Costume Designer Kendra Rai continues the 60’s theme in her work, most noticeably in the exaggerated outfits of James’s aunts. Bright, fringed dresses are accompanied by beehive hairdos and knee-length white leather boots. Rai also uses the opportunity to sneak in some pop-culture references, with the most standout influence being a grey suit and bowl-haircut inspired by the Beatles, and worn by the Earthworm.
With an ever-present camera girl moving around the set and the scenes cut into “takes,” the story of James Trotter begins. After his parents are trampled by a rhino, James (Ian Berlin, in a showcase of young talent) is sent to live with his horrible aunts, Aunt Spiker (Joe Brack) and Aunt Sponge (Phillip Reid). The back-and-forth bickering chemistry of the aunts is fantastic, and their hilarious slapstick comedy was my favorite aspect of the show. Their groovy duet, “The Aunts Feel Pretty,” was one of the best moments, hands-down. For all their hilarity, however, they are completely nasty to James, and when a strange old man gifts him with a bag of magical crocodile tongues in a song called “Marvelous Things,” James dreams of how they will change his life…until he drops the bag, and they scatter away from him.
When a monumental peach grows from the once-barren tree, James’s curiosity finds him inside the giant itself, alongside a crew of life-sized talking bugs. The sweet Ladybug (Leigh Jameson), haughty Centipede (Eric Messner), melancholy Earthworm (Phillip Reid), kung-fu-kick Miss Spider (Lauren Du Pree), and rocker Grasshopper (Matthew Scleigh) welcome James with open arms (in their cases…several pairs!) as they embark on an adventure that takes them rolling down the hillside and soaring across the Atlantic. Together, they face dangers and work together, using each other’s individual skills along the voyage.

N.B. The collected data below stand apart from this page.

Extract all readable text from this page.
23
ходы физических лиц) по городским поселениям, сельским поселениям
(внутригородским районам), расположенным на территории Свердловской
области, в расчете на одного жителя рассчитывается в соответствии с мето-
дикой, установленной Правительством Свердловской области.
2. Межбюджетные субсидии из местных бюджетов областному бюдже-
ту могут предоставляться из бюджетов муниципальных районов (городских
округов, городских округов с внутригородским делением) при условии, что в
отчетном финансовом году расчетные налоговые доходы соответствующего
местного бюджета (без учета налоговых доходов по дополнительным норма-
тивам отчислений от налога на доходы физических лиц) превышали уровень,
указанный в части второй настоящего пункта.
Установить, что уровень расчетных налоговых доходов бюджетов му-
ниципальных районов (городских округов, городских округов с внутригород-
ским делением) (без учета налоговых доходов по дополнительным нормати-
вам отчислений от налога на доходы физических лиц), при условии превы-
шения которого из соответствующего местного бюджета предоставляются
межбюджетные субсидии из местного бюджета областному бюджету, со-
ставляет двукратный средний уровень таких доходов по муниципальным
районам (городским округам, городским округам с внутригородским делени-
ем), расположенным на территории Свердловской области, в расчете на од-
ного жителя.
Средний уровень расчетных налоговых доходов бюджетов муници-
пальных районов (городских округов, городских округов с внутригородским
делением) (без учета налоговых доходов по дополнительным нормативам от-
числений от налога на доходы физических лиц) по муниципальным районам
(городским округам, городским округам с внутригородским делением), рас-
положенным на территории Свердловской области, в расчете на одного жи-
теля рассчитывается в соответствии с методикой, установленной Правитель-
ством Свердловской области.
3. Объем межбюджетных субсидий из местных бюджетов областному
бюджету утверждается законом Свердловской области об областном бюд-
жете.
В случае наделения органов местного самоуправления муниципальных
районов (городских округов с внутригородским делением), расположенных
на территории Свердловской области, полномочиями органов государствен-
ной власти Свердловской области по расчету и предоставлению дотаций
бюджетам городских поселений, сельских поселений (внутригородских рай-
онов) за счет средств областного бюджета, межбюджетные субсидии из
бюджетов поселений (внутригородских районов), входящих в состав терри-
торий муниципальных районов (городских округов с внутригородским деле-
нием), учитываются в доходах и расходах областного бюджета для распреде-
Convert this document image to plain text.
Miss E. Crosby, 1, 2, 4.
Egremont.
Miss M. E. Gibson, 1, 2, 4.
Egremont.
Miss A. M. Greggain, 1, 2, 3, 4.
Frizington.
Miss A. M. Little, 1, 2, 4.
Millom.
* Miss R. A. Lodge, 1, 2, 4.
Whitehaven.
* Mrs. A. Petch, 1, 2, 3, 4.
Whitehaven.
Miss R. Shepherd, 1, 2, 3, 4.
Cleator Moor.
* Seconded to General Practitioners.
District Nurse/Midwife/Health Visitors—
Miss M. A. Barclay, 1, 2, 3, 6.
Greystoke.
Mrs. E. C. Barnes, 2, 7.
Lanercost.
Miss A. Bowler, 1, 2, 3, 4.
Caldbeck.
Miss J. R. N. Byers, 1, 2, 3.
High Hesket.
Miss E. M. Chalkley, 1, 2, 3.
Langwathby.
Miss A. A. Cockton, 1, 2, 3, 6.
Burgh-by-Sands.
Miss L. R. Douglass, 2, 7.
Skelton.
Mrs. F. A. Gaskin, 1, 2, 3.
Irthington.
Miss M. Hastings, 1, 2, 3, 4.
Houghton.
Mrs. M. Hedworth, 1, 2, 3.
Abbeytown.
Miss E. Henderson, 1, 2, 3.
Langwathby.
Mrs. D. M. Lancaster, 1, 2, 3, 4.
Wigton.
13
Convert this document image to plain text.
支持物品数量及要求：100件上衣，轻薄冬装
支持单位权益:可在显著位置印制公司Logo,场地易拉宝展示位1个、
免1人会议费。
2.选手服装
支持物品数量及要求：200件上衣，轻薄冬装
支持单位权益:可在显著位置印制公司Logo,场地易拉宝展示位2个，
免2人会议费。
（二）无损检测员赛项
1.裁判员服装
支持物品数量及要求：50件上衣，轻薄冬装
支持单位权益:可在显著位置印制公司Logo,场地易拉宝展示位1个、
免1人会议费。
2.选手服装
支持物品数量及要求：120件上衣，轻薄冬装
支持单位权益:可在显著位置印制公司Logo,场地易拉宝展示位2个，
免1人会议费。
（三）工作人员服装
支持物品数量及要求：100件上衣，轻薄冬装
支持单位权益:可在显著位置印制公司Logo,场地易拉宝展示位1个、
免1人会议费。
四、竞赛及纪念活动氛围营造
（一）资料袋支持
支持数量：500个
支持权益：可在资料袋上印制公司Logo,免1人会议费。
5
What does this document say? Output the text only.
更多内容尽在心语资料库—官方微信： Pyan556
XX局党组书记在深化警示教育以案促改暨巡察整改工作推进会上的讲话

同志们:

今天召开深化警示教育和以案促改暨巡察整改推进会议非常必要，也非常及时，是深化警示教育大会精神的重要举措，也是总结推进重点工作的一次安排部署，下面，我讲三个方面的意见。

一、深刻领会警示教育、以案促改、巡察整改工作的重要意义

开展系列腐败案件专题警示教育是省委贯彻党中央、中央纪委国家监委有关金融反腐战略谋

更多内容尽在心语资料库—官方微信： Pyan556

Reid’s slow, miserable droll as Earthworm is a great dynamic alongside Messner’s Centipede; the two argue like an old married couple, and prove to be fun foils. Scleigh narrates much of the story as the Grasshopper, emitting a heartthrob vibe that makes the women insects swoon. Will this band of new friends thrive…or find themselves in the pits?
Energetic, playful, and sporting a new theme of an old classic, James and the Giant Peach is a delight! I highly recommend it!
Running Time: 90 minutes, including one 15-minute intermission.